If leveling the mountains is the large international task, straightening the crooked places may be our justice ministry here at home. We've got some serious straightening to do if the road is too crooked for Jesus to travel. Think of the prejudice or hatred toward Jews, blacks, women, or people of an alternative life style. What of places which believe capital punishment deters crime and is the legitimate acting out of society's proper vengeance? What if only they execute the poor, the feeble-minded and the powerless? Is this a road which is too crooked for Jesus to travel? The ordering of national priorities, so that we provide almost unlimited money for wars but have to beg for adequate funds for schools and for children, is a network of crooked roads.

What does this mean for our daily relationships? Is there a smooth road between you and those who live around you? Are your personal relationships so that Jesus would be comfortable traveling down the paths of your life? It is one thing to think about international and national issues, but what about living happily with those in your own home, or in your neighborhood. When the Messiah comes the mountains will be leveled, the crooked made straight, but the rough places will also be smoothed out. And that's a task which confronts us every day.
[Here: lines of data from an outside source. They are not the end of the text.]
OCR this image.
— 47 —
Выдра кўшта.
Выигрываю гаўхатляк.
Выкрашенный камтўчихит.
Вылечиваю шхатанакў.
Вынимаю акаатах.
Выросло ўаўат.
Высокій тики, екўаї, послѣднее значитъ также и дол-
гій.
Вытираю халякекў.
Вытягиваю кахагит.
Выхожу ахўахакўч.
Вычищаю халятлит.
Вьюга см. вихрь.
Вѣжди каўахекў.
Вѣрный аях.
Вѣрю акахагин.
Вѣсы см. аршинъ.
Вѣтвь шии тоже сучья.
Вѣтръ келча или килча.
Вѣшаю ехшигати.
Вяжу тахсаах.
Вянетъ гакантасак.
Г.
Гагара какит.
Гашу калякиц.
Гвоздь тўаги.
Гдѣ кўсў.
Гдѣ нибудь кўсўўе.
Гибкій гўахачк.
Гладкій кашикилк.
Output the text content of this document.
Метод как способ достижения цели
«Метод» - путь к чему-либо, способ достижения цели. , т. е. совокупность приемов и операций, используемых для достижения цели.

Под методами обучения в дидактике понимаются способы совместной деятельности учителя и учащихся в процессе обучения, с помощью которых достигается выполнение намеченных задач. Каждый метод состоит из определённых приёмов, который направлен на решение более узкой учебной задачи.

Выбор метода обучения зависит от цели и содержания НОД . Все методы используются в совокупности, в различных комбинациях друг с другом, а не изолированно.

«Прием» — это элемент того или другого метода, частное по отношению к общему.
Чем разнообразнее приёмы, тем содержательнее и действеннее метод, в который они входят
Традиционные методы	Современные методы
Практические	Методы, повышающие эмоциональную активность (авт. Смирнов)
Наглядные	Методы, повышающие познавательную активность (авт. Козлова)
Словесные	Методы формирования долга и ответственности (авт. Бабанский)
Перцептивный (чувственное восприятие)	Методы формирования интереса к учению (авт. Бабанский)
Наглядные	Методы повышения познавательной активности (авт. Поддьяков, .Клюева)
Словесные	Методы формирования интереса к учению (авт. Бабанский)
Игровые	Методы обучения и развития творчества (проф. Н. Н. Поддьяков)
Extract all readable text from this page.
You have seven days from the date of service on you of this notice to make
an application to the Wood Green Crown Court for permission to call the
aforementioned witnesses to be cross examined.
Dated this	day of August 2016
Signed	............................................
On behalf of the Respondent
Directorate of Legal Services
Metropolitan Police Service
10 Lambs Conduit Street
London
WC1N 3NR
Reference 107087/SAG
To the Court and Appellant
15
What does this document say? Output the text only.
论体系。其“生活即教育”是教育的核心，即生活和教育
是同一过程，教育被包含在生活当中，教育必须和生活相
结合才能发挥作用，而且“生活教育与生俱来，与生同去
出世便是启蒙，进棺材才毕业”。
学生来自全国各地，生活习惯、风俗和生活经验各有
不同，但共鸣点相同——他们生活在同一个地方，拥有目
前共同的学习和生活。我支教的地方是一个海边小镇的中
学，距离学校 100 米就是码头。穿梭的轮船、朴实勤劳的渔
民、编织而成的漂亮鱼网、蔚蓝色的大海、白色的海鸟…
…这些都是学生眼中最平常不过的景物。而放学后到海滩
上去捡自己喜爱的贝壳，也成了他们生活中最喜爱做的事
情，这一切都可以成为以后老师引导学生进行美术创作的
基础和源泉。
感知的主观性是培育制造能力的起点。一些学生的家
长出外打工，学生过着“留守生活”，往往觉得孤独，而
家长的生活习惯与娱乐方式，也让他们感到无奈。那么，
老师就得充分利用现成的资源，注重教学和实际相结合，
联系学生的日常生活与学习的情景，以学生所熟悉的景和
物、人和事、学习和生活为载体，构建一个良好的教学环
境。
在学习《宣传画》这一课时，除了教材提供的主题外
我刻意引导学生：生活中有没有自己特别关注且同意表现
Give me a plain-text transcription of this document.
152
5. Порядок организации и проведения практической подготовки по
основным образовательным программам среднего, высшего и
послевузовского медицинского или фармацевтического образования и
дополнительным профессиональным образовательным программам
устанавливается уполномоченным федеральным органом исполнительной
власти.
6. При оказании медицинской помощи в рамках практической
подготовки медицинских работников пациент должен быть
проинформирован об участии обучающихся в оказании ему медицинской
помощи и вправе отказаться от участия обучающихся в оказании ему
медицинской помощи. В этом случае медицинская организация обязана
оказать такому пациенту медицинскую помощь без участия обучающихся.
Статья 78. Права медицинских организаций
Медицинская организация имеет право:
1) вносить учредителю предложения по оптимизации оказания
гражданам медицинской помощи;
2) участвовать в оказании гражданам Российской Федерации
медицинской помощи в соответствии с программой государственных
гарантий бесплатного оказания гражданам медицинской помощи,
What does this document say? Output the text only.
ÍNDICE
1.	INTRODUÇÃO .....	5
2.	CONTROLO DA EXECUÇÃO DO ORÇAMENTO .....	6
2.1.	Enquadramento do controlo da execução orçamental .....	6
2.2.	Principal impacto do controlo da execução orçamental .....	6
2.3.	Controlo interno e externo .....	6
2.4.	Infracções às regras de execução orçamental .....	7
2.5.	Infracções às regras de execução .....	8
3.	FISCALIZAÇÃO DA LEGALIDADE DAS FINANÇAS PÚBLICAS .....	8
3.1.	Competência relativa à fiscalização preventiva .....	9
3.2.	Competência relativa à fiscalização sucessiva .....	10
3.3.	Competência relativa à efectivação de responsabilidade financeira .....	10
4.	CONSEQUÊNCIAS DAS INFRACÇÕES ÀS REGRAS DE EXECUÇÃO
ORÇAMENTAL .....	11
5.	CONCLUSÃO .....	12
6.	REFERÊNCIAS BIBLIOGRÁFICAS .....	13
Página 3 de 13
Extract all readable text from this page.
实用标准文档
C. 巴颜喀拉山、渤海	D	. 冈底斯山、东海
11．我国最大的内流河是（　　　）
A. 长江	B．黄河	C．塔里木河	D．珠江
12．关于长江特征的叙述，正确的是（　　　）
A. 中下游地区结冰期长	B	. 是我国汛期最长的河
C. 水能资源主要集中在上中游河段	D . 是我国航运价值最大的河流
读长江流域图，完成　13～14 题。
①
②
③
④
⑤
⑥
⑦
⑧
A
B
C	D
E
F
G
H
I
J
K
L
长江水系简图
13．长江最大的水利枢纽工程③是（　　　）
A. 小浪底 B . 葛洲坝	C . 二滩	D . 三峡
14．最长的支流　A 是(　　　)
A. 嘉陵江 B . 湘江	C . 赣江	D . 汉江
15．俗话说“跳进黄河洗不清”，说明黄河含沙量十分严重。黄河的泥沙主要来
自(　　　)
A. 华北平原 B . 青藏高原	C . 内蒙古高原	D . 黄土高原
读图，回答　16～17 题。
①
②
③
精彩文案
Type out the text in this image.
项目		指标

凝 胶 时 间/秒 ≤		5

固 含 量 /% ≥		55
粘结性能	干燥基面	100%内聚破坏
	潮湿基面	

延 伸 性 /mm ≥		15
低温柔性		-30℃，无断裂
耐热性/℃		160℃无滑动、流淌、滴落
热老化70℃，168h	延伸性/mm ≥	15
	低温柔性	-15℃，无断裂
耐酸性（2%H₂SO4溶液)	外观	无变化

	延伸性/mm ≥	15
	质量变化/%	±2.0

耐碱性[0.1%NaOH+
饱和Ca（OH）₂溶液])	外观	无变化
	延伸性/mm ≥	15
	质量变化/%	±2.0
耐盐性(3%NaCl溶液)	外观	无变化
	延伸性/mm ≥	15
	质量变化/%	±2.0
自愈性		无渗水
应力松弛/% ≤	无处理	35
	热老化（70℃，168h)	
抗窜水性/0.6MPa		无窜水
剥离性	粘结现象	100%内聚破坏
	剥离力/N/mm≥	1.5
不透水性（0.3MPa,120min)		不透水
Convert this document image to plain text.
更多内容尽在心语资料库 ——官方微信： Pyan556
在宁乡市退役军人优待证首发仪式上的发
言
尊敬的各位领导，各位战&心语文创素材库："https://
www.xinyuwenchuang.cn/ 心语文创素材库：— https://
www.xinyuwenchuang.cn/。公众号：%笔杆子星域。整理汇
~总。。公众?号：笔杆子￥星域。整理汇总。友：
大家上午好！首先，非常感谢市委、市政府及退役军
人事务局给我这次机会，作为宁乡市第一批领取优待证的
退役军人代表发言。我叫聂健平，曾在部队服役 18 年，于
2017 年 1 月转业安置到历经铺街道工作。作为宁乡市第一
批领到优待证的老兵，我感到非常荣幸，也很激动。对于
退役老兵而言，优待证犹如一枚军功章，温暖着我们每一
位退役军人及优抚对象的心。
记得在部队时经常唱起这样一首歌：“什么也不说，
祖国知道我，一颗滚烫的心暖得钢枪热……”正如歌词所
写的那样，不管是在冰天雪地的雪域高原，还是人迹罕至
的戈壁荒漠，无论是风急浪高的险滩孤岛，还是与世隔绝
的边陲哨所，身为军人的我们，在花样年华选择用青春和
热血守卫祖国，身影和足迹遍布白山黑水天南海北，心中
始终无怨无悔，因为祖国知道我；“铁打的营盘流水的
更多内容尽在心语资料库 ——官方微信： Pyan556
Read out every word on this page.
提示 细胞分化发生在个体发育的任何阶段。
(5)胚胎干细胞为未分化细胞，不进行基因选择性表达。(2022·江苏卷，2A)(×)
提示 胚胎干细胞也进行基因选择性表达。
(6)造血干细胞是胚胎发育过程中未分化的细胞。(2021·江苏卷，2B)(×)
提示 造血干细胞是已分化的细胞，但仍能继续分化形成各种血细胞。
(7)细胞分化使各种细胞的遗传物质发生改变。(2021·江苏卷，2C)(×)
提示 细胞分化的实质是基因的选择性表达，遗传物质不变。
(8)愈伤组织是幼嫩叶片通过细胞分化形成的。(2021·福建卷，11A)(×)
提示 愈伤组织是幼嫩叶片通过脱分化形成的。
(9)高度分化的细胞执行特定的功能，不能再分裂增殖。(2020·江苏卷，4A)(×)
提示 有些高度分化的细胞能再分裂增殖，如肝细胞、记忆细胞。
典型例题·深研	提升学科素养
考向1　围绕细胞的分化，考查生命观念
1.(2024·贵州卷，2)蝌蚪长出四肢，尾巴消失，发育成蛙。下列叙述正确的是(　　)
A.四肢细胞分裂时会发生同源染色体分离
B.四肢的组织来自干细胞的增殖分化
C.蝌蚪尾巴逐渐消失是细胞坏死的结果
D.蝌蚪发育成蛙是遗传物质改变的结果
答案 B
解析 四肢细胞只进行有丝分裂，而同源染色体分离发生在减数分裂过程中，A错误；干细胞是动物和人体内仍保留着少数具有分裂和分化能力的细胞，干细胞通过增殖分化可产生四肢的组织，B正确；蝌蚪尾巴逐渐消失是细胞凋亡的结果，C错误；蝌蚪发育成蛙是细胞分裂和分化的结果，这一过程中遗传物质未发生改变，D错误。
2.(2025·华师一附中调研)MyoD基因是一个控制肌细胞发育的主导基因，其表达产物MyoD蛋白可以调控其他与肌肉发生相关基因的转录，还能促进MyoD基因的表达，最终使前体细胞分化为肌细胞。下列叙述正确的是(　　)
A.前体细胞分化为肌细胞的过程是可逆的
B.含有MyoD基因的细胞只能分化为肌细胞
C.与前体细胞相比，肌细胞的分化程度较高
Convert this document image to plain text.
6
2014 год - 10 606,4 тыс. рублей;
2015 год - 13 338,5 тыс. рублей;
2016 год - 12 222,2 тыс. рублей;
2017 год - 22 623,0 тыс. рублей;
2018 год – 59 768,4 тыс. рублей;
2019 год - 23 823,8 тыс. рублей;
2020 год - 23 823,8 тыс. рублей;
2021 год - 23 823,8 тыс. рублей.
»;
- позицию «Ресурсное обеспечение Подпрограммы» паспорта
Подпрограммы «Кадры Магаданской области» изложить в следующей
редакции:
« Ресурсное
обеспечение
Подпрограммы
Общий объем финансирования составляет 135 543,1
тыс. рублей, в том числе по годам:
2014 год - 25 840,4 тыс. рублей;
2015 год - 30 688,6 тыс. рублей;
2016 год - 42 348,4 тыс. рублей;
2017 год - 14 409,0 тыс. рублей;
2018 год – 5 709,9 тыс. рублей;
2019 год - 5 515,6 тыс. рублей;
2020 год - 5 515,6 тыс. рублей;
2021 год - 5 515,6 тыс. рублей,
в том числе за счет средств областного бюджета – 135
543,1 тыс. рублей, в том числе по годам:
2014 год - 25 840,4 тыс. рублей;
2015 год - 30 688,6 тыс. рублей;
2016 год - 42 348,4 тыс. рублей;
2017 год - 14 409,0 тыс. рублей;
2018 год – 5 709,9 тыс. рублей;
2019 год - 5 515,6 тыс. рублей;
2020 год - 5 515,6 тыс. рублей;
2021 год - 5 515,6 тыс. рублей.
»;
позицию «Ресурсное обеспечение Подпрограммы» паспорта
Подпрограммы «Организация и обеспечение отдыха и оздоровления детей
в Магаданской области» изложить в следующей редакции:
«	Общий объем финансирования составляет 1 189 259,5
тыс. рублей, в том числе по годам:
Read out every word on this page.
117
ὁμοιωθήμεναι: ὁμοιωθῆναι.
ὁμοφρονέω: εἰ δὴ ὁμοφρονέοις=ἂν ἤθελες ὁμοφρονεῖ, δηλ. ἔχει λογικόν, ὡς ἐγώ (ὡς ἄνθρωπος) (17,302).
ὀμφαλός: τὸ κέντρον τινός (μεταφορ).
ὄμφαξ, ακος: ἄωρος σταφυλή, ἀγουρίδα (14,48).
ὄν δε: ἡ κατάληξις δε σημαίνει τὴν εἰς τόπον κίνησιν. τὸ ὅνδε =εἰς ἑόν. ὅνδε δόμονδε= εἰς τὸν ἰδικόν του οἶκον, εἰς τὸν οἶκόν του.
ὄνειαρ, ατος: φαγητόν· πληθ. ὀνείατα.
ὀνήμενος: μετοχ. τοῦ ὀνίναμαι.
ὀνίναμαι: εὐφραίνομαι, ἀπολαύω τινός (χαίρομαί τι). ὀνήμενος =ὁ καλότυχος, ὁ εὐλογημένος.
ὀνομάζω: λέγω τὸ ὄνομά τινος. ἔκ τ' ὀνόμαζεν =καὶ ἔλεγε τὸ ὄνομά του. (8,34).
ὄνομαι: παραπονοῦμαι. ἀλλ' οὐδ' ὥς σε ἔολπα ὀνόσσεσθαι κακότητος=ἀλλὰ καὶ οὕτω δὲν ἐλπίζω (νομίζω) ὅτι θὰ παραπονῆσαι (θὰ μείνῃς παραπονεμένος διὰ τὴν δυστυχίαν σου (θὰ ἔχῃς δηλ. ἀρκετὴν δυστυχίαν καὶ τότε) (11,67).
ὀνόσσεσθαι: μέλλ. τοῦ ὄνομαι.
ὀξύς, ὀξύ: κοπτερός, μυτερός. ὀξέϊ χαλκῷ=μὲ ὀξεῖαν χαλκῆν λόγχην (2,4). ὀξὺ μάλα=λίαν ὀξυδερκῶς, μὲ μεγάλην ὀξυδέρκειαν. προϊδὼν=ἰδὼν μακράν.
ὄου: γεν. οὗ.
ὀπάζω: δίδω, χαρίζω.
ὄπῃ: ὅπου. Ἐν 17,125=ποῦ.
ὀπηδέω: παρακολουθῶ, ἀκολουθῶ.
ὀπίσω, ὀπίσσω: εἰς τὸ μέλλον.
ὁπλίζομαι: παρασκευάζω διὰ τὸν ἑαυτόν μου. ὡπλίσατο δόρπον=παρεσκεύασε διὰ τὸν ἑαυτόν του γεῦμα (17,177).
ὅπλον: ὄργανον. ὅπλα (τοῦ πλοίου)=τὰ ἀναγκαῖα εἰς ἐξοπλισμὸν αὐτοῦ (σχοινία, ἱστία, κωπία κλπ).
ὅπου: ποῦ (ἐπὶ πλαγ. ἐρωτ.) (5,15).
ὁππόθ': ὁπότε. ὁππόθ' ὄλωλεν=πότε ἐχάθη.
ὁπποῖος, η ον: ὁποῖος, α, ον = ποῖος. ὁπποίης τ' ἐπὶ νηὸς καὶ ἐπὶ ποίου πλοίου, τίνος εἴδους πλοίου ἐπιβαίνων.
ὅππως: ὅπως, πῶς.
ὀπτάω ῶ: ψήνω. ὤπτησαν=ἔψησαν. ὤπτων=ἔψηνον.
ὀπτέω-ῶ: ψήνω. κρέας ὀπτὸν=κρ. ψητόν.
Neill Hamilton taught at Drew University. He cites how people in our time lose hope for the future. It happens whenever we let our culture define how the world is going to end. At this stage of technological advancement, the only way the culture can make sense of the future is through the picture of everything ending in a nuclear holocaust. The world cannot know what we know, that everything has changed by the incarnation, death and resurrection of Jesus. The same Christ, who silent at His trial, is coming to judge the world and give birth to a new creation. And so, people lose hope. Hamilton’s insight is that this substitution of an image of nuclear holocaust for the coming of Christ is a parable of what happens to Christians when they cease to believe in their own eschatological and theological heritage. The culture supplies its own images for the end when we default by ceasing to believe in biblical images of God's triumph at the end. The good news of the gospel is this: when all is said and done, God is going to win. [No Box Seats in the Kingdom, William G. Carter, CSS Publishing.]

In the Peanuts comic strip, Linus and Lucy are standing at the window looking out at the rain falling. Lucy says to Linus, "Boy, look at it rain. What if it floods the earth?" Linus, the resident biblical scholar answers, "It will never do that. In Genesis God promised Noah that would never happen again, and the sign of the promise is the rainbow." With a smile on her face, Lucy replies, "Linus, you've taken a great load off my mind." To which Linus responds, "Sound theology has a way of doing that." [Charles Schultz, Peanuts, adapted by David E. Leininger]

I want to get to the manger without any fuss. I'm ready for some shepherds, for the Christmas plays, the nice animals, the wise men, the star, and the choir singing "Silent Night." I want the tree, the eggnog, and the cookies. I want all the romance and sentiment Christmas has to offer. Don't you? But first we must get to the manger, and that road leads by the Jordan River with its prophet calling us to repentance.

Perhaps there is no Interstate we can take from here to the manger. Perhaps we can never get there at all until some landscape is leveled, some mountains pulled down, some valleys built up, some crooked places straightened and some rough spots made smooth. If that is our task, we had better be about it, lest when he comes we shall miss him, and missing Him, miss life in its fullness.